Monday, April 19, 2010

Four Steps to Writing a Novel

First, let’s clarify something. The title of this blog is “Four Steps to Writing a Novel,” not “Anybody Can Write A Bestselling Novel,” or even “Anybody Can Write A Good Novel.” Millions of people start novels every day. Very few actually finish. Even fewer manage to get their masterpiece in front of readers. In this blog, I will lay out a strategy that you can use to write a novel. The quality is up to you.



1. Build your characters

Novels are driven by characters. The best plot in the world is useless if the characters involved are not engaging. You need a protagonist or protagonists whose exploits will captivate the reader from the first page to the last page. An equally strong antagonist is just as important.

Once you have created your central characters , you need to bring them to life. Where did they grow up? What are their goals? How do they speak? How will they react when a giant spider bites the head off of the person next to them on the park bench? Your characters will experience a thousand situations in your story. Understanding who they are and what they want will help you keep their actions believable throughout their journey.



2. Plot out your story

You have defined characters with distinct traits that will guide their behavior. Now you need to decide what will happen to your characters. There are many ways you can do this. Some writers begin with a situation and let their writing flow and decide the story as they go.

I envy those writers. I am not one of them.

Every story has a beginning, a middle, and an end.

Beginning: A giant spider captures Joe’s girlfriend, wrapping her up in a web and dragging her back to its lair for lunch.

Middle: Joe fights his way through the spider-infested city to save her.

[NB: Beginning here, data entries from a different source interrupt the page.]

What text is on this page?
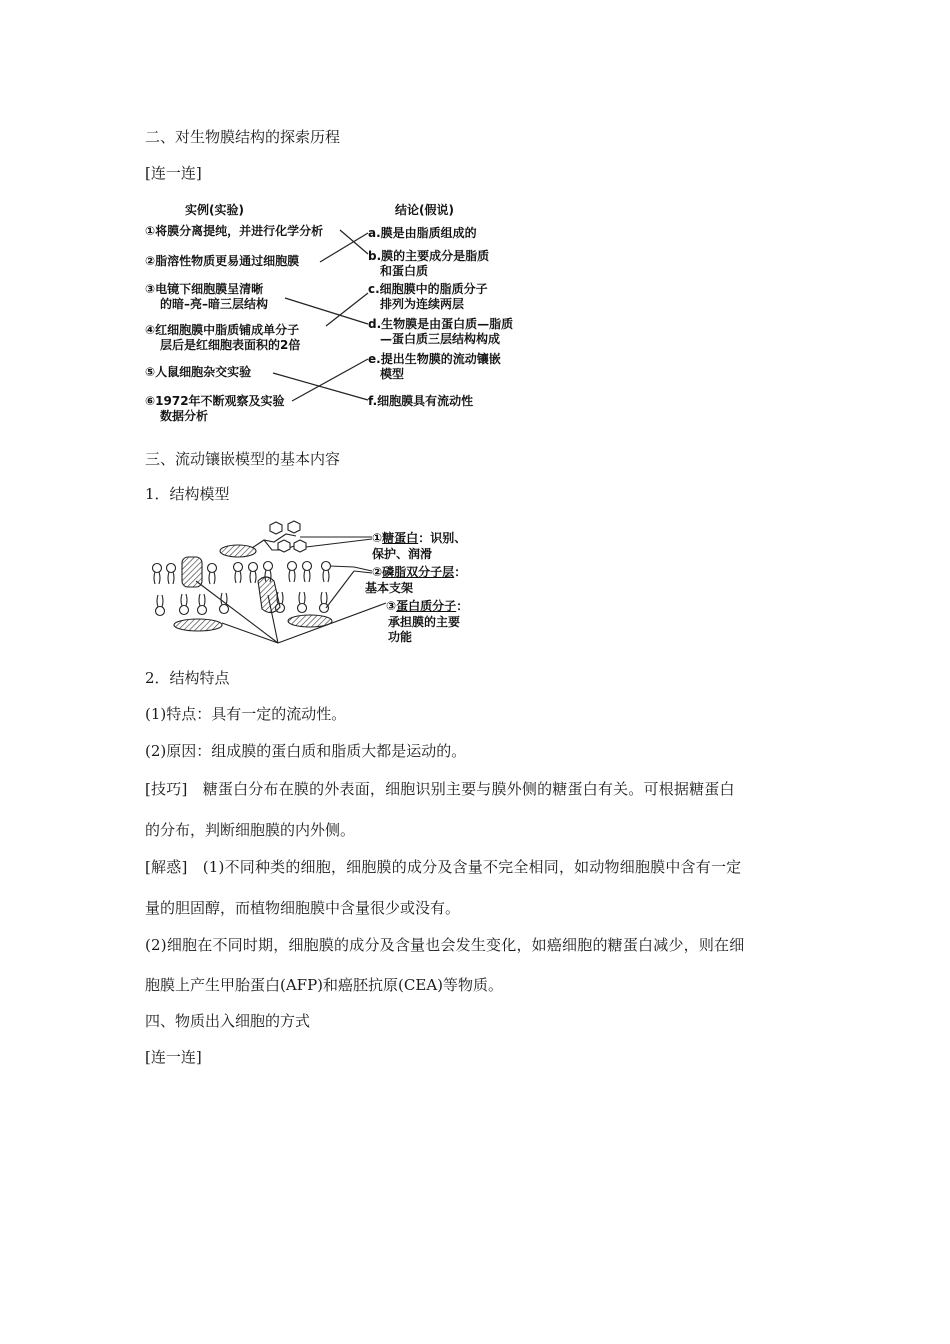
二、对生物膜结构的探索历程
[连一连]
实例(实验)	结论(假说)
①将膜分离提纯，并进行化学分析
②脂溶性物质更易通过细胞膜
③电镜下细胞膜呈清晰
的暗–亮–暗三层结构
④红细胞膜中脂质铺成单分子
层后是红细胞表面积的2倍
⑤人鼠细胞杂交实验
⑥1972年不断观察及实验
数据分析
a.膜是由脂质组成的
b.膜的主要成分是脂质
和蛋白质
c.细胞膜中的脂质分子
排列为连续两层
d.生物膜是由蛋白质—脂质
—蛋白质三层结构构成
e.提出生物膜的流动镶嵌
模型
f.细胞膜具有流动性
三、流动镶嵌模型的基本内容
1．结构模型
①糖蛋白：识别、
保护、润滑
②磷脂双分子层：
基本支架
③蛋白质分子：
承担膜的主要
功能
2．结构特点
(1)特点：具有一定的流动性。
(2)原因：组成膜的蛋白质和脂质大都是运动的。
[技巧]　糖蛋白分布在膜的外表面，细胞识别主要与膜外侧的糖蛋白有关。可根据糖蛋白
的分布，判断细胞膜的内外侧。
[解惑]　(1)不同种类的细胞，细胞膜的成分及含量不完全相同，如动物细胞膜中含有一定
量的胆固醇，而植物细胞膜中含量很少或没有。
(2)细胞在不同时期，细胞膜的成分及含量也会发生变化，如癌细胞的糖蛋白减少，则在细
胞膜上产生甲胎蛋白(AFP)和癌胚抗原(CEA)等物质。
四、物质出入细胞的方式
[连一连]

End: Joe gets to the nest and saves her, but finds that the spiders filled her with spider eggs. They are both eaten by a million tiny mutant spiderbabies. The end.

HA! Fun stuff.

For me, an outline is critical. I don’t have a lot of free time to write, so I must make each minute count. By putting the main points down in an outline, I am able to keep myself focused and give direction to my words. I expand on the beginning, middle, and end points, adding plot points in between. These elements become like small “finish lines” in the story. This allows me to write to the next plot point and stay focused on that particular scene.

The outline is a tool. It will help you write towards your goal, but it is not set in stone. You can and will change the outline many times over the course of a novel. Some writers fear outlines because they do not want to be constrained. If used properly, an outline will give you something that anyone who writes a novel must have:

3. Stay motivated

Writing a novel takes time. If you are not a full-time writer, it will take you months or years to finish. You must find a way to stay motivated.

FYI – Money and fame cannot be your motivating factors. For every Stephen King who lives, breathes, and bleeds the writing craft, there are fifty thousand M.T. Murphy’s trying to find an audience.

Find someone who will read your work. It can be your significant other, a friend, your old college English professor—anyone who will read your story and give you feedback. Writing a blog and allowing online readers to get a first look at your work in process is also an option that is gaining popularity. No matter who reads your story, just having an audience will make you want to keep going. If they are enjoying your words and letting you know that, you will be even more excited to finish what you started.

The only way to finish a novel is by writing. Whether you write ten words a day or two thousand, you are far more likely to keep going if you have goals. If you write three hundred words a day for five days each week, you will have written 78,000 words at the end of a year. That is the equivalent of one page of text each writing day. That is also the approximate word count of a 260 page novel.

4. Finished Product!

If you are able to fight your way through all the way to the end, congratulations! You have written your novel. At this point, you will want to step back and let it sit for a while. After you have given it a week or so to cool, read it yourself. You will likely see a thousand things you want to change. You can fix these as you go or read it until the end and then fix them. Either way, you will repeat this process several times, improving your story each time.

Once your novel reads exactly the way you want it to, you are finished. At this point, you have many options. You can file it away on your computer or send it to friends and family. You can self-publish it immediately as an eBook on the web. You can find a good editor who will review and suggest ways to improve it.

I suggest taking your finished draft to an editor who is experienced with similar books. Whether you publish the book yourself, shop around for a literary agent, or submit the book directly to publishers, every book needs editing. A professional editor can both point out your mistakes and help you make your story as strong as it can be.

Advice from a nobody!

The most important piece of advice I can give you is this: Make a commitment to yourself that you will finish your novel and write it down along with a deadline. Put the piece of paper where you will see it every day. When you give yourself a goal, your subconscious mind has a way of steering your waking actions to achieve that goal.

If you want to write a novel, you can. The only thing stopping you is you.

I may be a “nobody” right now, but I have finished writing a novel, and so can you.

In a future blog I will reveal the secrets for writing a bestselling novel that starts a movie franchise and makes the author rich beyond his or her wildest dreams—just as soon as I figure that out for myself.